Paul Howard Articles, Blog, Climate Emergency, Italy, Sustainability

Passive Cooking by Barilla


Passive cooking saves energy, CO2 and money.

Passive cooking isn’t sitting and watching TV while someone else cooks dinner for you. No matter how much you might want it to be. Instead, it’s a thoughtful response to the Energy Crisis, subsequently developed as an ad campaign by pasta makers Barilla and then picked up by the press and media*. Sure, Barilla is promoting its pasta brand, but passive cooking saves energy and reduces carbon emissions. Oh, and it can save you some money too.

Inspired by this, the past month has seen home testing. The result? It works, it’s easy, and you don’t need to buy any new gadgets. But, of course, any brand of dried pasta is fine.

Passive Cooking

Passive cooking is a technique that has been around since the mid-19th century. But we must remember it now after years of plentiful cheap energy and climate change. Simply put, it’s an alternative method of cooking dried pasta that saves energy and reduces CO2 emissions by up to 80%. Of course, this estimate is based on a cooking time of 10 minutes using a typical electric or gas stove – so nothing special or out of the ordinary.

The usual way to cook pasta is to bring a pan of water to a rolling boil, then add the pasta and cook it, keeping the stove on to maintain the rolling boil, for around another 10 minutes, the exact time according to the packet and dependent on the shape of the pasta.

Passive cooking still brings the water to a rolling boil and adds the pasta. But now you turn the stove off, put a lid on the pot and wait for the pasta to cook in hot water. The time this takes is, remarkably, only fractionally longer (by a minute or two) than keeping the pot boiling throughout the cooking process.

Dried pasta cooks at 80°C and doesn’t need 100°C. Hence, your pasta will still be cooked just as you like; it’s safe and tastes the same. Of course, rival pasta brand Garofalo doesn’t entirely agree on this taste-wise, but their pasta was just as good to me. In any case, if this technique is good enough for Italian Chef Gennaro Contaldo, then it’s good enough.

Turn off and wait, that’s it?



Pasta manufacturers Barilla have studied Passive Cooking in some detail. They say that about 400 million pasta portions are served daily worldwide. Doubtless, there’s a significant proportion served in Italy, but pasta is on the menu a couple of times per week here at Chez Alchemy.
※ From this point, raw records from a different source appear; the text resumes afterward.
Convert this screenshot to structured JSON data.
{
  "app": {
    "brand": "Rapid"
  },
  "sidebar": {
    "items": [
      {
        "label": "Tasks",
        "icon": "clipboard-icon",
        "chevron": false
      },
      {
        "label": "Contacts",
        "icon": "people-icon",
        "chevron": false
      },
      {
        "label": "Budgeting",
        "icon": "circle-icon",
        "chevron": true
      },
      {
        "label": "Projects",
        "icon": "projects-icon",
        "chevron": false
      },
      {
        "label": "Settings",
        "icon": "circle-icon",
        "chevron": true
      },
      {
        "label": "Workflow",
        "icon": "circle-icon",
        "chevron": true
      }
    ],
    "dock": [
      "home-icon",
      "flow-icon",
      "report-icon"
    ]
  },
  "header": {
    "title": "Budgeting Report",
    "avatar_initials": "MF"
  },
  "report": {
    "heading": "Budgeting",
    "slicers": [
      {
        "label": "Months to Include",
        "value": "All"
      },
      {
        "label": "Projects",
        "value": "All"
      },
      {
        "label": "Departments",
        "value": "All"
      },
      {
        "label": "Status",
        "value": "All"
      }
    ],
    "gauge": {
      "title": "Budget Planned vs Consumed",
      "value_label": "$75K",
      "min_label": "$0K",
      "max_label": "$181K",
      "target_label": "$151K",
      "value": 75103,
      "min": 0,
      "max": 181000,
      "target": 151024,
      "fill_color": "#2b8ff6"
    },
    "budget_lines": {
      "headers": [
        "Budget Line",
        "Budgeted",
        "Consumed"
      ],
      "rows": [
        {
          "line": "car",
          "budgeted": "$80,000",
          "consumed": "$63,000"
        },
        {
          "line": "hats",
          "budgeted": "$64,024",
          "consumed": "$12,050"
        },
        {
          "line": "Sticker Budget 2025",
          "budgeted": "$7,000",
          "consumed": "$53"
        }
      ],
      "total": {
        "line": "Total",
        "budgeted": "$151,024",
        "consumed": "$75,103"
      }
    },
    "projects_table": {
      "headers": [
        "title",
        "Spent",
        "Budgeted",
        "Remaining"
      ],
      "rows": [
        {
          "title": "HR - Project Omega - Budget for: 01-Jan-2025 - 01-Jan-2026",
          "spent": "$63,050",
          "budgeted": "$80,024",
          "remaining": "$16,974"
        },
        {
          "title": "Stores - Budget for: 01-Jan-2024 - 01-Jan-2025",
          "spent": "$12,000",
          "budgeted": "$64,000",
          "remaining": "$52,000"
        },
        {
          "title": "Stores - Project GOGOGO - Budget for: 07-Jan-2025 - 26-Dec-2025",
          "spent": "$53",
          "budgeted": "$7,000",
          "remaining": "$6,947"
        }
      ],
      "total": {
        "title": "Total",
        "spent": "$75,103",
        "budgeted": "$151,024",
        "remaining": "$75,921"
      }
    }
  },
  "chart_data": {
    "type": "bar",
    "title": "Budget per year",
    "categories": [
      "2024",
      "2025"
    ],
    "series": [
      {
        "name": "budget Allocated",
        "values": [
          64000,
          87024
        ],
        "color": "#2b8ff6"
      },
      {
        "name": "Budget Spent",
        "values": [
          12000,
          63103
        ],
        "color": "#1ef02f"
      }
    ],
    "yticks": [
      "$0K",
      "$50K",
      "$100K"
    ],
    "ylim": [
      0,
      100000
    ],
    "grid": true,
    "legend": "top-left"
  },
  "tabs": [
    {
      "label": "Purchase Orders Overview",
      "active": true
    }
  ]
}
So imagine the potential if this technique were widely adopted. First, the aggregate of everyone doing it will usually be during the evening peak period. This could cut power station loads and save switching on a reserve coal or gas station. Think I’m joking? Ever seen the spike in energy demand down to boiling kettles after watching TV? In the UK, three big moments were England losing to Germany in the World Cup semi-final at Italia 90, a Royal Wedding in 2011, and episodes of Eastenders.** So individuals can make a difference!

Consequently, there’s a significant potential saving in aggregate COemissions. And finally, you get to save some money too – and while that might only be pennies each time, it adds up.

Please give it a go

Please give it a go and see if it works for you. Barilla has produced a pasta timing guide available here, but as a rule of thumb, start the timing as usual from when you turn the pot off and add a minute. Please don’t try this with fresh pasta; this is for dried pasta (durum and wholewheat) only. Now it’s got me thinking about what other foods might be appropriate for passive cooking. So far, I’ve discovered that eggs, rhubarb and chickpeas have their advocates. Some foods would be unsafe, but pasta isn’t.



*I shouldn’t need to say this here, but I have no relationship with Barilla, financial or otherwise. This simple win-win idea inspired me to post this article and use their picture. That’s all.

** Source: Drax power station. Twenty-six million people watched the semi-final of Italia 90. Afterwards, the electricity surge was 2,800 MegaWatts, equivalent to 1.12 million kettles, or 4.3 Drax-sized power stations. A Royal Wedding had 24 million viewers, with a 1,600 MW surge (2.5 Drax stations). Eastenders’ average post-programme surge is 400 MW with a record high of 2,290 MW – and is shown multiple times per week!